West of Embassy Row, all was silent again inside the walled garden with its twelfth-century roses and Shadow House gazebo. On the other side of an entry road, the young man was helping his hunched superior walk across an expansive lawn.
He’s letting me guide him?
Normally, the blind old man refused help, preferring to navigate by memory alone while on the grounds of his sanctuary. Tonight, however, he was apparently in a hurry to get inside and return Warren Bellamy’s phone call.
“Thank you,” the old man said as they entered the building that held his private study. “I can find my way from here.”
“Sir, I would be happy to stay and help —”
“That’s all for tonight,” he said, letting go of his helper’s arm and shuffling hurriedly off into the darkness. “Good night.”

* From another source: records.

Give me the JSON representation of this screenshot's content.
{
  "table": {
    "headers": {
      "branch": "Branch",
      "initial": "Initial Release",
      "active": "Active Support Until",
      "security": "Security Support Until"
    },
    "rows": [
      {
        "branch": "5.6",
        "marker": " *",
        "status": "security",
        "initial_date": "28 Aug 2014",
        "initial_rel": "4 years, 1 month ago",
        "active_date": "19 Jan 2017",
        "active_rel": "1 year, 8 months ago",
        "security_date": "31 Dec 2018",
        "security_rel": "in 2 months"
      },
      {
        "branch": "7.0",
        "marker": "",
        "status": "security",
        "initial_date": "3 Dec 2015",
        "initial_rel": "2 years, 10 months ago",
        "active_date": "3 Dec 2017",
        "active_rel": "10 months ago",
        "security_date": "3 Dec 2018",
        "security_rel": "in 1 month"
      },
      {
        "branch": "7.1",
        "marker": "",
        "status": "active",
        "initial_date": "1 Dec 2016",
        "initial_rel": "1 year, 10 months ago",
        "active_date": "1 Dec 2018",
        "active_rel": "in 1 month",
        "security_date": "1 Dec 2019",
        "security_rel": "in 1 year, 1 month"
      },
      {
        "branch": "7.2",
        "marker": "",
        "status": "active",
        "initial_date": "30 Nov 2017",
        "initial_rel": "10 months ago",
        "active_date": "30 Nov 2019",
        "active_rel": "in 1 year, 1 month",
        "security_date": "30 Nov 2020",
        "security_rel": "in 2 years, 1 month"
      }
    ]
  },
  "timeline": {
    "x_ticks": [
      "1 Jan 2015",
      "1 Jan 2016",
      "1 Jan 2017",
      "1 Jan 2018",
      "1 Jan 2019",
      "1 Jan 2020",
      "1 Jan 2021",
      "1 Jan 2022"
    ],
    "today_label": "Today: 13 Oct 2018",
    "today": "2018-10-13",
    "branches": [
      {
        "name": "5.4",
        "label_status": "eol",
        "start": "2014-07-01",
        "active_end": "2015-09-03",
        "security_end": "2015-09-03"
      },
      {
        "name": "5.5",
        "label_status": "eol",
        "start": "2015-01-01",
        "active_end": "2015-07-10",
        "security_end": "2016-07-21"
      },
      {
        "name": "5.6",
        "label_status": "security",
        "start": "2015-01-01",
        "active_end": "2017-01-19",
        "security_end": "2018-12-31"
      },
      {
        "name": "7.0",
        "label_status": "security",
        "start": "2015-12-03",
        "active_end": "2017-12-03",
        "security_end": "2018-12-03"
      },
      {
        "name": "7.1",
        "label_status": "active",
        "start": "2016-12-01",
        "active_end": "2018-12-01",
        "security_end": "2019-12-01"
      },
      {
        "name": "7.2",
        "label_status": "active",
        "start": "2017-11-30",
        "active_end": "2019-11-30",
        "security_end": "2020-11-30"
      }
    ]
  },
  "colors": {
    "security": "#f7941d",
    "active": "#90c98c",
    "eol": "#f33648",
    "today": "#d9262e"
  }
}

The young man exited the building and walked back across the great lawn to his modest dwelling on the grounds. By the time he entered his flat, he could feel his curiosity gnawing at him. The old man clearly had been upset by the question posed by Mr. Bellamy… and yet the question had seemed strange, almost meaningless.
Is there no help for the widow’s son?
In his wildest imagination, he could not guess what this could mean. Puzzled, he went to his computer and typed in a search for this precise phrase.
To his great surprise, page after page of references appeared, all citing this exact question. He read the information in wonderment. It seemed Warren Bellamy was not the first person in history to ask this strange question. These same words had been uttered centuries ago… by King Solomon as he mourned a murdered friend. The question was allegedly still spoken today by Masons, who used it as a kind of encoded cry for help. Warren Bellamy, it seemed, was sending a distress call to a fellow Mason.